Since my last post, I’ve adventured in New Zealand and started my study abroad program in AUS. Let’s just say while in NZ I tried hard living in the now rather than focusing on real-time chronicling.
I’ll try my best to designate a future blog post to describe my stay in NZ – which was, in fact, amazing. This post, rather, highlights my first 48ish hours in AUS, esp my visit to Lone Pine Koala Sanctuary.
As the oldest & largest koala sanctuary in the world, Lone Pine is a great attraction and seems to be a reputable haven for koalas and other Australian wildlife.
Sanctuary vs Zoo
The word sanctuary is a bit more humanitarian-sounding than zoo. Although Lone Pine is hardly your typical zoo, boasting open animal enclosures – letting some roam among guests, there’s still that lingering feeling that makes you question how well the animals are really treated. With the sanctuary’s supposed reputation in mind, overall I had a generally good feeling about its practice caring for its inhabitants.
My three-and-a-half hours spent at Lone Pine were mostly self-paced. The sanctuary seemed small but I think that’s because of its somewhat natural environment – The towering trees and low, water-filled ravines make you feel you’re really in a forest, not a zoo…or sanctuary…or whatever.
One of my favorite parts of the visit to Lone Pine was walking in an open enclosure (I know, paradox) with kangaroos, wallabies and emus.
My first impression of this enclosure was will this gigantic bird attack me – As soon as I entered I saw a beast of a bird – perhaps almost as tall as me, walking about 20 ft away (nothing standing between it & me, hence open enclosure).
As soon as I got over the initial fear of being terrorized by emus (there were a handful), I got a glimpse of some of the enclosure’s more cuddly animals – kangaroos & wallabies. Within 5 minutes of encountering these marsupials, we were petting them/in very close proximity trying to take selfies (hehehhh).
The second most memorable part of the visit was holding a koala. Her name was Vinny (or some spelling variation of that name). I was on the rocks of partaking at first – mostly due to cost.

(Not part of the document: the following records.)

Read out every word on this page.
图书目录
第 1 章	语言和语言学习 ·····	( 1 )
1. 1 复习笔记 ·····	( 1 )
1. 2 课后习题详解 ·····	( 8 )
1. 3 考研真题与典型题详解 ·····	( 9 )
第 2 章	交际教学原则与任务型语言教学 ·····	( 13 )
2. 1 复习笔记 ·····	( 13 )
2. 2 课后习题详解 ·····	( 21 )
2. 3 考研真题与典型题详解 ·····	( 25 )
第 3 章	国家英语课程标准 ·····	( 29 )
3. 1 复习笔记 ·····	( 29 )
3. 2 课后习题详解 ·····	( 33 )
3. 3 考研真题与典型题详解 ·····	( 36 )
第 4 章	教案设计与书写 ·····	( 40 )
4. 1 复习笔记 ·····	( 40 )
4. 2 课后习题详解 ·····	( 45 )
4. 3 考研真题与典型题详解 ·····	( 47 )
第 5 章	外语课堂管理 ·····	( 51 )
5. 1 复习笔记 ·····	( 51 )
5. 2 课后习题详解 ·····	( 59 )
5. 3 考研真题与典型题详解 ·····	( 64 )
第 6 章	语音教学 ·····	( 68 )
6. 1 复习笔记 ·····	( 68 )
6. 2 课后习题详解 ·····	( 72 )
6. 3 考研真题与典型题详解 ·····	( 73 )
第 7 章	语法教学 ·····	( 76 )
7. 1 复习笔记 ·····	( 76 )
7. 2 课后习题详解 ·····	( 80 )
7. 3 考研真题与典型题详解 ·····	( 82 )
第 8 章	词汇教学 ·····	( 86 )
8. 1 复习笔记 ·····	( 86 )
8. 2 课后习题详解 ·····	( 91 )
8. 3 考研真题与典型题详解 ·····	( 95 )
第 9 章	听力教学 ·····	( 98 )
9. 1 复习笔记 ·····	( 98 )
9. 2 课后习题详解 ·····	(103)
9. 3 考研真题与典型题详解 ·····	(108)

It was 16 Australian dollars (AUD) to hold her/get a photo taken. It’s super lame but I hate feeling like a tourist; so I started second guessing if paying extra to hold a koala for a minute and a half while I pose for a picture was an authentic experience.

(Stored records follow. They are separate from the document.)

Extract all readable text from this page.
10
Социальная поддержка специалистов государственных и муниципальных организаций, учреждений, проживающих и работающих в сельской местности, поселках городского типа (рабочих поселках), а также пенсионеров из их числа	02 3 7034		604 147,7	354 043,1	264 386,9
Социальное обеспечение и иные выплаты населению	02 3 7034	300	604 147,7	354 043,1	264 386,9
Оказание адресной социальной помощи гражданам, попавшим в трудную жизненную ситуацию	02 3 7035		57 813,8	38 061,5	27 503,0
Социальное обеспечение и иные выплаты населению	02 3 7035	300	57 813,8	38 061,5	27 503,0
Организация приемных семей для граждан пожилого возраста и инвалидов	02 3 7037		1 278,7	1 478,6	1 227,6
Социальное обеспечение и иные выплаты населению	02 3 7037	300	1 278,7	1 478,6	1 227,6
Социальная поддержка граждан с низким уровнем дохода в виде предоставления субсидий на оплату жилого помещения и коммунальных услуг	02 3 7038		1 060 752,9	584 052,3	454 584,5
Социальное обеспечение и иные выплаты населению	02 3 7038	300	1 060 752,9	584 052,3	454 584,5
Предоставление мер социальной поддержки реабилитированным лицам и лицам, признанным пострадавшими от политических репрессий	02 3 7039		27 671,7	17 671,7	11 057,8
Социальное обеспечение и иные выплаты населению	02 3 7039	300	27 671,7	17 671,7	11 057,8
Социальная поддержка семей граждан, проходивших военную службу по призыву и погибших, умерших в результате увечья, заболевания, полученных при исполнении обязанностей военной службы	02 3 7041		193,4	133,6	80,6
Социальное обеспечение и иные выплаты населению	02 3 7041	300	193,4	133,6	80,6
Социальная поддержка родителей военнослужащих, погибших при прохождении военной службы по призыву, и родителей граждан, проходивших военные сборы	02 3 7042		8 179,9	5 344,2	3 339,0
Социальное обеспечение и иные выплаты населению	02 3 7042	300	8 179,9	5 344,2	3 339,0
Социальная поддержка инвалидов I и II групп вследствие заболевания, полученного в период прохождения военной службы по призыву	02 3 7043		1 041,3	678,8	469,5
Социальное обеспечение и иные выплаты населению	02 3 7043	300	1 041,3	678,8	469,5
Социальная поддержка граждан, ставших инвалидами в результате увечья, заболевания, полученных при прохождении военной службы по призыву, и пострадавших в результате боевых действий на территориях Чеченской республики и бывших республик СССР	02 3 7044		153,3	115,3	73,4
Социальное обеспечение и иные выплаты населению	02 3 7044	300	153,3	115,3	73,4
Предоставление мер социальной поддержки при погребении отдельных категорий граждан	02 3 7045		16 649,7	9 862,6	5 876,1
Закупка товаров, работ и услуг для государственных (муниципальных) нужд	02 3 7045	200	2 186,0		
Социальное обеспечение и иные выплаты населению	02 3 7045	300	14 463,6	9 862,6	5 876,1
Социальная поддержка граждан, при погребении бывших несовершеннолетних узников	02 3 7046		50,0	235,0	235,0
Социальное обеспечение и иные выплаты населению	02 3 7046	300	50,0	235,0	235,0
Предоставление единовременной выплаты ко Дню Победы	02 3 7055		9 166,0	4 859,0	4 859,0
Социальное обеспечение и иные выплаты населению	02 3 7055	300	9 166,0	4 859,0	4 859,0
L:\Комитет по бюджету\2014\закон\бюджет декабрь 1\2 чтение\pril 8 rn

I caved and have no regrets. The caretaker had to remove Vinny once during our initial encounter because she started to climb up on my shoulders. This, of course, was totally my fault – my hands, acting as a base for Vinny’s bottom, naturally shifted upwards, encouraging her to keep climbing.
What can I say? I’m a natural father.
*4 June 2014: Update – Feeding a Kanga @ Lone Pine
First Impressions of AUS
Here I’m supposed to reflect on peculiar things/instances I’ve noticed/experienced in relation to living in a foreign place (AUS).

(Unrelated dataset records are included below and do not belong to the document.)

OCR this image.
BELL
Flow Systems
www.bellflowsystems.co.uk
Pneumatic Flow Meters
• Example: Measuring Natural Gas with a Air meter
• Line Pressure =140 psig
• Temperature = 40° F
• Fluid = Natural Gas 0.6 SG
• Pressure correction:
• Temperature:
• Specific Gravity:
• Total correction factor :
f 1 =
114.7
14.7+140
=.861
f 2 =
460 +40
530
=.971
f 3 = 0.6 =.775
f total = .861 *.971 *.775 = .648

NZ definitely prepared me for living/traveling in AUS – Don’t think I’ve had much culture shock since I’ve arrived in Brizzy.
Cars & money are obvious differences I’ve witnessed.
I haven’t had too much experience on the road in AUS because most of our transportation is pre-arranged. In NZ though, I had behind-the-wheel experience every day – which was a fun challenge for me. Over here, pretty much everything in relation to cars/traffic is opposite than it is back in the States – Driving on the left (sharp left turns, wide right turns), blinker on right side, etc.
Beside the bills/coins being cooler, mostly just because they’re foreign, speaking on money: things are just more expensive here. I cringed when I noticed what I was about to order for brekkie at a café – basically, an egg scramble, was 22 NZD. The exchange rate between the US/NZ/AUS is somewhat similar.